Within the trend of home improvement, one of the changes that has been slow to catch on in North America is the use of tankless water heating systems, also known as on-demand hot water systems. These have been the standard in Europe and Asia for a while, but North Americans haven’t shown the same high adoption rate. This is strange because tankless systems are both more convenient, and more efficient.
You will often pay a high lump sum when putting the tankless heater in and updating the plumbing, but your monthly bills will be significantly less than they were before. This is attributed to not needing to spend money idly heating water. As the name suggests, tankless heaters have no tank, so no water is constantly being heated for potential use. Instead, the heater warms up the water nearly instantaneously.
This solves three problems. First, you can now get as much hot water as you want without exhausting your hot water tank. Second, now that you have no 60 litre tank in your basement, there is a ton more space available. Finally, you never have to worry about your hot water tanking blowing out and flooding your basement, because your tankless water heater doesn’t store any water.
There are a few downsides to tankless water heaters and it is good to understand them before installing one. A tankless heater can only provide a limited amount of hot water at a time. The throughput is limited, but unlike a water tank, it can consistently supply that hot water rather than needing hours to heat more up. Another issue with water heaters is the energy requirement. The instantaneous energy requirement can be up to four times more demanding than a water tank, so you should ensure this upgrade is possible before undergoing the change.
The cost of a tankless water heater is generally around $2,000-$4,000, but their lifespan can be up to 20 years, which means you get a significant amount of extra value out of it.

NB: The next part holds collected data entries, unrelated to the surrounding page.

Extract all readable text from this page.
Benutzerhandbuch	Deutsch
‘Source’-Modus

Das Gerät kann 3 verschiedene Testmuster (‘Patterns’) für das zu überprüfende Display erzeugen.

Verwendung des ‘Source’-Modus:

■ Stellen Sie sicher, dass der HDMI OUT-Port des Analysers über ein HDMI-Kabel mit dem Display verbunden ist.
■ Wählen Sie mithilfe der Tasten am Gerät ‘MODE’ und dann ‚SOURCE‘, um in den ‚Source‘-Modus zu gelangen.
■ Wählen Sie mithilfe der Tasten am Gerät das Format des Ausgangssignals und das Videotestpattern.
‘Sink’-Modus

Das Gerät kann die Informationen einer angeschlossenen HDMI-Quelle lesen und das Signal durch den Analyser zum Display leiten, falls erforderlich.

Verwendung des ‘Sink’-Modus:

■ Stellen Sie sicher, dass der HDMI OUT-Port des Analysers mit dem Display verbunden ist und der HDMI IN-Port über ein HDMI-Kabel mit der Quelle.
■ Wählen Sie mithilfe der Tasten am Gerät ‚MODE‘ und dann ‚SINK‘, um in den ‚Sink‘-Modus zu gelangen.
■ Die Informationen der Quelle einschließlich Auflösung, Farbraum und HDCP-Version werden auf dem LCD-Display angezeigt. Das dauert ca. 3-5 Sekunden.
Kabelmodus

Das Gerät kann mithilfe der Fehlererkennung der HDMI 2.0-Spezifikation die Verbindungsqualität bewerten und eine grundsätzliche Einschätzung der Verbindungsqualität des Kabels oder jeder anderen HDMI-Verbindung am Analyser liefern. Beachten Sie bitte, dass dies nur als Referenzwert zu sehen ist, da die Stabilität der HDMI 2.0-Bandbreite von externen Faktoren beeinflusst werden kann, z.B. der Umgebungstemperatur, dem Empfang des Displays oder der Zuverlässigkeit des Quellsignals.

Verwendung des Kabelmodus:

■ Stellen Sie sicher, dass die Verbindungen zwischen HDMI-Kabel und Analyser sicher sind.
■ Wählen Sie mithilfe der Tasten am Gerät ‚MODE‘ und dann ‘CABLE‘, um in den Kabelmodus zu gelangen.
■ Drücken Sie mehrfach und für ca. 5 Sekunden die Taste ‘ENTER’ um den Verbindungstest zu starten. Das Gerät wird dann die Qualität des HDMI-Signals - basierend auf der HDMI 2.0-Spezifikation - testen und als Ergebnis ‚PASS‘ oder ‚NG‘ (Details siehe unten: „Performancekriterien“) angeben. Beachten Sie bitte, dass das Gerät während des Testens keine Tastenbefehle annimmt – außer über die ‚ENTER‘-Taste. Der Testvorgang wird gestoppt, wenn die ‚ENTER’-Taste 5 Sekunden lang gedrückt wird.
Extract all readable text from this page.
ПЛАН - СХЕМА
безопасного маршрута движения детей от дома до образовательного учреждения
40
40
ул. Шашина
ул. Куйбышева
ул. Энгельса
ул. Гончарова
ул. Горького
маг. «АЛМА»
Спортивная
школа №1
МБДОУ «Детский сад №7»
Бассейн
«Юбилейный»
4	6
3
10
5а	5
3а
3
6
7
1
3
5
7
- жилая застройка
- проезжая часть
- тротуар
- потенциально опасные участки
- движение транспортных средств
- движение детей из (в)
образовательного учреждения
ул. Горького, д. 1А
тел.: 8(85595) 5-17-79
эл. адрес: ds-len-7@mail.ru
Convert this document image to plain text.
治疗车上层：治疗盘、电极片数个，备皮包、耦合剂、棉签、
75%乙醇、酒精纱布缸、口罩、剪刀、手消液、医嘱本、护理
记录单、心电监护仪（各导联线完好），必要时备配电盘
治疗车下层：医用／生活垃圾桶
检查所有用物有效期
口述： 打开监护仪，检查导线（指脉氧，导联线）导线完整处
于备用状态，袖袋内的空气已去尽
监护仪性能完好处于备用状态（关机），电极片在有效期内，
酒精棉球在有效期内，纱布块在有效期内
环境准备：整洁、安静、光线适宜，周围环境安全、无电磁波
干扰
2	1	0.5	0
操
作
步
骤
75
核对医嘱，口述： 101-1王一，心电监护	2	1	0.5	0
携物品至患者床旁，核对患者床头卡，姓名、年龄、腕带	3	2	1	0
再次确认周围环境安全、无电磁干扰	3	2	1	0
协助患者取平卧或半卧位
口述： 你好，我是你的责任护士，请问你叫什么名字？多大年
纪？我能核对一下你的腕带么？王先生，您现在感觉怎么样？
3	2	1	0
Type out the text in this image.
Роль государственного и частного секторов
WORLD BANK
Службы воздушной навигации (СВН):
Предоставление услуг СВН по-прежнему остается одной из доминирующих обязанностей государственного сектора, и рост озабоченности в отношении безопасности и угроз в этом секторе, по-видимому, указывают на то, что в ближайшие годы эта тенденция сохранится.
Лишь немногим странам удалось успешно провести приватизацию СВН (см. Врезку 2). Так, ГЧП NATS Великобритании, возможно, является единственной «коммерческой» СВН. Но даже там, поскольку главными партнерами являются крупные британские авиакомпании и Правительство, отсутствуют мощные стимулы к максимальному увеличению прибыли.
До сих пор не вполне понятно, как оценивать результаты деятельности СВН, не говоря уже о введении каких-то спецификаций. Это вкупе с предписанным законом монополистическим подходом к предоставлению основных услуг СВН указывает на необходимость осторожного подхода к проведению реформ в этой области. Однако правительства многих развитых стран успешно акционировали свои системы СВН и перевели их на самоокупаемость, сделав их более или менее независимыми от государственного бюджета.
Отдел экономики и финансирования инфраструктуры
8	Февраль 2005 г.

As always, make sure to get a few quotes for the switch to tankless before you say yes, as this will save you lots of money in the long-run.
Tankless water heaters are available in a variety of fuel sources, electric, natural gas, and propane gas. Your choice will depend on costs of the unit, cost of the fuel, availability of fuel service, and the location in your home where the unit will be placed.
The process of replacing the water tank can take as little as a day, but first look into any other retrofits that might be necessary to do before you install the heater. Installing the tank is quite simple, but you will want to hire a professional who has experience with tankless water heaters, not just any plumber.
Furnace and boiler technology has evolved significantly over the last twenty years, but water tank technology hasn’t. If you don’t feel like making the change today because you are afraid of the high expenses associated with the switch, just wait until your water heater is up for a change and replace it with a tankless heater instead. The monthly amount you’ll save will quickly pay you back and you won’t regret the convenience factor of always being able to get warm water.